É aqui que os doentes são induzidos em erro. Uma faceta pode camuflar um sintoma. Não pode, por si só, fazer desaparecer um padrão oclusal prejudicial.
O melhor material de faceta para casos de mordida profunda é o material que corresponde ao risco funcional, esmalte remanescente, espessura da cerâmica, objetivo estético, condição de ligação e esquema oclusal; o dissilicato de lítio é frequentemente prático, o feldspático é seletivo e a zircónia pode ser considerada quando a resistência à fratura é mais importante.
Eu não escolheria o material a partir de um menu. Escolheria a partir de registos: fotografias, dados de digitalização, marcas de mordida, notas de orientação, cor do coto, redução e história parafuncional do paciente.
Os pacientes com bruxismo necessitam frequentemente de uma tala oclusal protetora após as facetas, porque o ranger noturno pode aumentar o risco de fratura, descolagem e fadiga da cerâmica, especialmente em casos de mordida profunda ou de borda a borda, em que os dentes anteriores já suportam uma carga funcional concentrada.
A tala não é um escudo mágico, mas os números são difíceis de ignorar. No estudo de 8 anos sobre facetas feldspáticas, os pacientes com bruxismo que usaram talas tiveram uma sobrevivência muito melhor do que aqueles que não usaram.
Se estiver a planear facetas dentárias para uma mordida profunda ou um caso de mordida de borda a borda, não comece com a seleção da cor. Comece com o mapa de colisão.
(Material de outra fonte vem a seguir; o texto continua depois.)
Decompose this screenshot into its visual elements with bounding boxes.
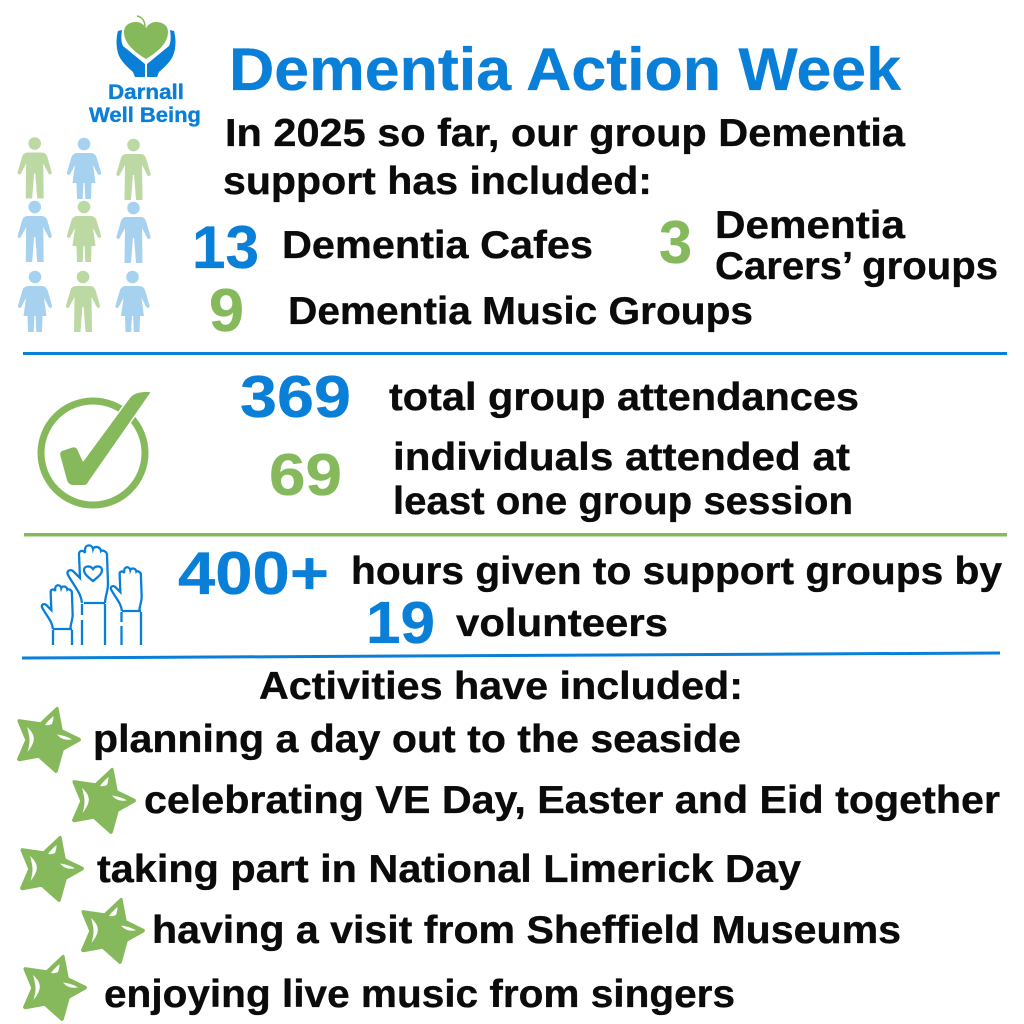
stat: 9 Dementia Music Groups [209, 277, 753, 344]
stat: 19 volunteers: 19 [366, 590, 435, 656]
logo: Darnall Well Being: Well Being [89, 104, 201, 127]
activity: museums: having a visit from Sheffield Museums [152, 909, 901, 952]
activity: live music [24, 956, 735, 1020]
activity: celebrations [73, 769, 1000, 833]
heading: activities: Activities have included: [259, 665, 743, 708]
stat: 69 individuals: individuals attended at [393, 436, 850, 479]
logo: Darnall Well Being [89, 16, 201, 127]
stat: 3 Dementia Carers' groups: 3 [659, 209, 692, 276]
stat: 3 Dementia Carers' groups: Dementia [715, 204, 906, 247]
stat: 400+ hours [178, 540, 1003, 607]
intro text: support has included: [223, 160, 652, 203]
title: Dementia Action Week [229, 36, 902, 103]
stat: 3 Dementia Carers' groups [659, 204, 998, 288]
stat: 369 total group attendances: total group attendances [389, 376, 859, 419]
stat: 400+ hours: 400+ [178, 540, 329, 607]
stat: 19 volunteers: volunteers [456, 602, 668, 645]
stat: 13 Dementia Cafes: Dementia Cafes [282, 224, 593, 267]
logo stem [137, 16, 145, 27]
activity: seaside [18, 708, 741, 772]
intro text [223, 112, 906, 203]
logo heart [124, 22, 168, 59]
stat: 19 volunteers [366, 590, 668, 656]
stat: 9 Dementia Music Groups: Dementia Music Groups [288, 290, 753, 333]
intro text: In 2025 so far, our group Dementia [225, 112, 906, 155]
icon: nine people [18, 137, 151, 332]
activity: museums [82, 899, 901, 963]
stat: 400+ hours: hours given to support groups by [351, 550, 1003, 593]
icon: check mark in circle [41, 392, 150, 505]
activity: live music: enjoying live music from singers [104, 973, 735, 1016]
activity: seaside: planning a day out to the seaside [93, 718, 741, 761]
logo wordmark: Darnall [108, 81, 184, 104]
logo hands [116, 30, 176, 77]
stat: 369 total group attendances: 369 [240, 364, 351, 430]
stat: 13 Dementia Cafes: 13 [192, 214, 259, 281]
stat: 69 individuals [269, 436, 853, 523]
stat: 369 total group attendances [240, 364, 859, 430]
stat: 69 individuals: least one group session [393, 480, 853, 523]
stat: 69 individuals: 69 [269, 442, 342, 508]
activity: limerick: taking part in National Limerick Day [97, 848, 802, 891]
activity: limerick [21, 837, 802, 901]
stat: 13 Dementia Cafes [192, 214, 593, 281]
activity: celebrations: celebrating VE Day, Easter and Eid together [144, 779, 1000, 822]
stat: 9 Dementia Music Groups: 9 [209, 277, 244, 344]
icon: raised hands with heart [42, 545, 142, 645]
stat: 3 Dementia Carers' groups: Carers’ groups [715, 245, 998, 288]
Enviar a mordidela ao laboratório. Enviar as fotografias. Enviar a sombra do coto. Enviar o scan oposto. Enviar as notas funcionais. Em seguida, decidir se o caso pertence ao E.max, E.max estratificado, feldspático, zircónio, ortodontia primeiro, ou reabilitação total da boca.
Se pretender uma recomendação de material do lado do laboratório antes de o caso se tornar um remake dispendioso, envie o caso através de Página de contacto do Artist Dental Lab com ficheiros STL, fotografias completas, notas oclusais, histórico de parafunções e o plano de colagem pretendido. É assim que os casos de facetas deixam de ser palpites cosméticos e começam a tornar-se uma medicina dentária defensável.